In my own discernment in life, I appreciate that there is no call that is lived in life in terms of the absolute. By this I mean that whatever choice a person might make in life, God’s providence is such that the choice can be held and blessed by God, that the decision - whatever it may be - can be an occasion of grace. In other words, there is no single, absolute way to live one’s life. The universal call, or vocation, which all people hold in common is a call to holiness. How that holiness is lived out is a whole other question. As Isaiah reminds us: “And your ears shall hear a word behind you: “This is the way; walk in it,” when you would turn to the right or the left.”  So whether I turn right in my life, or left, I will encounter the living God who will grace and bless my choice of direction. It is God alone who is the source of holiness, and our participation in life with and for God is our entering into and sharing the life of holiness.

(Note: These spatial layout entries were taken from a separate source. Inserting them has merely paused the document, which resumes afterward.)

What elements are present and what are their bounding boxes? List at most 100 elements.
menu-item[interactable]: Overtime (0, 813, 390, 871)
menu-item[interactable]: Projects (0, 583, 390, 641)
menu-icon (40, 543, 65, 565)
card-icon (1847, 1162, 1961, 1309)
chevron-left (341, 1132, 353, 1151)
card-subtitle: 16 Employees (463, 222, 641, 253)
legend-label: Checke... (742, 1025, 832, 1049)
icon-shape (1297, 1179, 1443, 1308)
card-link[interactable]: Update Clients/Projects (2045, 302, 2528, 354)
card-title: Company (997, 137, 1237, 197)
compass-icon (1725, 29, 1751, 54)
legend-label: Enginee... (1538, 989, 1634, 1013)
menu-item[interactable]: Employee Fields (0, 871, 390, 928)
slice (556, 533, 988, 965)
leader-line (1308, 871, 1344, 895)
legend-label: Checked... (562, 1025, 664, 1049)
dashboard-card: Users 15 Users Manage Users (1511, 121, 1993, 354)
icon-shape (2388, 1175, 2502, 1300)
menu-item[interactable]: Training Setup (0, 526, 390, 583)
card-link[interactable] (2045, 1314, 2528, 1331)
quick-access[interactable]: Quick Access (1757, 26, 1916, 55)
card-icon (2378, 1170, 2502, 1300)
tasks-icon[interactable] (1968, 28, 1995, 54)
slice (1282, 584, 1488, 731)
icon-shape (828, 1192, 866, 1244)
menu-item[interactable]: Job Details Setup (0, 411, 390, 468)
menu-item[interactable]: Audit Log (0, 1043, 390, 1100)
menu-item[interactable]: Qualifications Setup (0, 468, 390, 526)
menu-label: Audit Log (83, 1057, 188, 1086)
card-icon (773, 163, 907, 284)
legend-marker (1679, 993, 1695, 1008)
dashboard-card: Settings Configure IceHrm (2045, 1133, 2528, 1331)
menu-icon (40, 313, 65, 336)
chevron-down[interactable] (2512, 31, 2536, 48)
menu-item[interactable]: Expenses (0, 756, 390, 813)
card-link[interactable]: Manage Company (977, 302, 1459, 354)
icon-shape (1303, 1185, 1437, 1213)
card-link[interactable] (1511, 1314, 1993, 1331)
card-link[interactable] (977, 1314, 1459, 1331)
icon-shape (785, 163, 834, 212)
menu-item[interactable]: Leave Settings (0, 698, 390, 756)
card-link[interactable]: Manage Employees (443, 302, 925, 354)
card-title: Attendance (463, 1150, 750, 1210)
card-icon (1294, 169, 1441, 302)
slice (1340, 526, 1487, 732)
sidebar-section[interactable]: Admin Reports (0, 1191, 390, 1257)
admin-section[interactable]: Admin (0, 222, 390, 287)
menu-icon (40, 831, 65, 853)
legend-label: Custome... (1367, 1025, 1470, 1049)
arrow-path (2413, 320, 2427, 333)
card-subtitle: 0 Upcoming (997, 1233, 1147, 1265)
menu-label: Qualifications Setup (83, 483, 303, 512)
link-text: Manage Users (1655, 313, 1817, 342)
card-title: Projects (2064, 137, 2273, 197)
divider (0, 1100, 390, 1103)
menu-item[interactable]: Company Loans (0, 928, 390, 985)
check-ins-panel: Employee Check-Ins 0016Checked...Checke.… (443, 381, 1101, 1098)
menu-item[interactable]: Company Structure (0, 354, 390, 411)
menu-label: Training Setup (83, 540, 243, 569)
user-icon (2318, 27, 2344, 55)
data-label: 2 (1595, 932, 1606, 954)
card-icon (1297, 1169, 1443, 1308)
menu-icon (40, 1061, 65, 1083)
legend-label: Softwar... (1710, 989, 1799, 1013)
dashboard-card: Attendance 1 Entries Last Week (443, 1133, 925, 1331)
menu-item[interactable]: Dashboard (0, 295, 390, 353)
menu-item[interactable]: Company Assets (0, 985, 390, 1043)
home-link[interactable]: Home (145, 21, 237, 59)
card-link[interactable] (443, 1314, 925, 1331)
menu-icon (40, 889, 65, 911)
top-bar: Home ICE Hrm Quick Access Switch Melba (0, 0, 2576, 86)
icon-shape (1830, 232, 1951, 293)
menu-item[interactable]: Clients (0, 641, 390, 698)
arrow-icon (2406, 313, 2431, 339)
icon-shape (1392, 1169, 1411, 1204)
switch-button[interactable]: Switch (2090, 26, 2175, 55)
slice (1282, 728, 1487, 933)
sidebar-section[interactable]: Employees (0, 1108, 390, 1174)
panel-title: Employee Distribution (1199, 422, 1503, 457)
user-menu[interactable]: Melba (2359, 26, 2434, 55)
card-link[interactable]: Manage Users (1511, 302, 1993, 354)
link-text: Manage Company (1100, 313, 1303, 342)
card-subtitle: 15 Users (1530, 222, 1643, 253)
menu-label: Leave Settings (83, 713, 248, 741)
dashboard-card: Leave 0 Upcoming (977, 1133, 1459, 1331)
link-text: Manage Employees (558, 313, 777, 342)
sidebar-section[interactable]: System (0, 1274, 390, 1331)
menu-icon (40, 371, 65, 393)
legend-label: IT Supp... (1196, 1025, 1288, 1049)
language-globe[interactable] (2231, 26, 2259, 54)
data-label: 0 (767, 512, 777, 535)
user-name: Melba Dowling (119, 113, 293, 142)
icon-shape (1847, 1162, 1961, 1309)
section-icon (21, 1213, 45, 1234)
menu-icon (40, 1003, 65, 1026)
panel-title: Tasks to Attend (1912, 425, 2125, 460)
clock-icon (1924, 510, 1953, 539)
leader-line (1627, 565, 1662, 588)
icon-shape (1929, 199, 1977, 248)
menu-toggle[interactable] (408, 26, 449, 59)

I have learned that the word of God enters into life and will not return to God until the purpose for which it was sent into the world is fulfilled. If I happen to live up to all that God desires and wills for me in life, then that is certainly a graced life. If, by the same token, I only partially live up to all that God wills and desires for me in life, then I am still graced, though perhaps my experience of the fullness of the life which is desired for me is somewhat diminished. God’s will is not foiled, but perhaps it might take just a little longer in its fulfillment.

I was struck recently by a column I read which observed that “Millennials don’t think to consult the church for vocational wisdom. They almost uniformly don’t think their churches have anything to offer them in addressing their vocational struggles and desires.” I don’t know if this is true or not, and to be clear, in this context the word vocation refers to any choice of work in life, and not to “religious” or “church” vocations in particular. The thought made me wonder whether in our culture we have become so highly sensitized to choice and individualism that even God is removed from consideration of what life might be about for me? Have we all, to some degree, become ‘agnostic’ when it comes to life choices? Have personal happiness or individual satisfaction become the ‘gods’ at whose altar we worship? What are the criteria we use in discerning the actual and significant choices of our lives? Or do we just float along telling ourselves that we are making informed and intentional choices when we may simply reacting to circumstances? Whatever the case may be, evidence suggests that we are increasingly about keeping our options open rather than entering into life-choices.

I am happy, however, that God has been and is decisively faithful, even if I am not. I am grateful that God can keep a commitment, even if I have to struggle to live mine. I am graced by God’s blessing, even if my own growth in holiness is not as fruitful as it might be. I am most grateful that Jesus reminds me of the enduring goodness and faithfulness of God.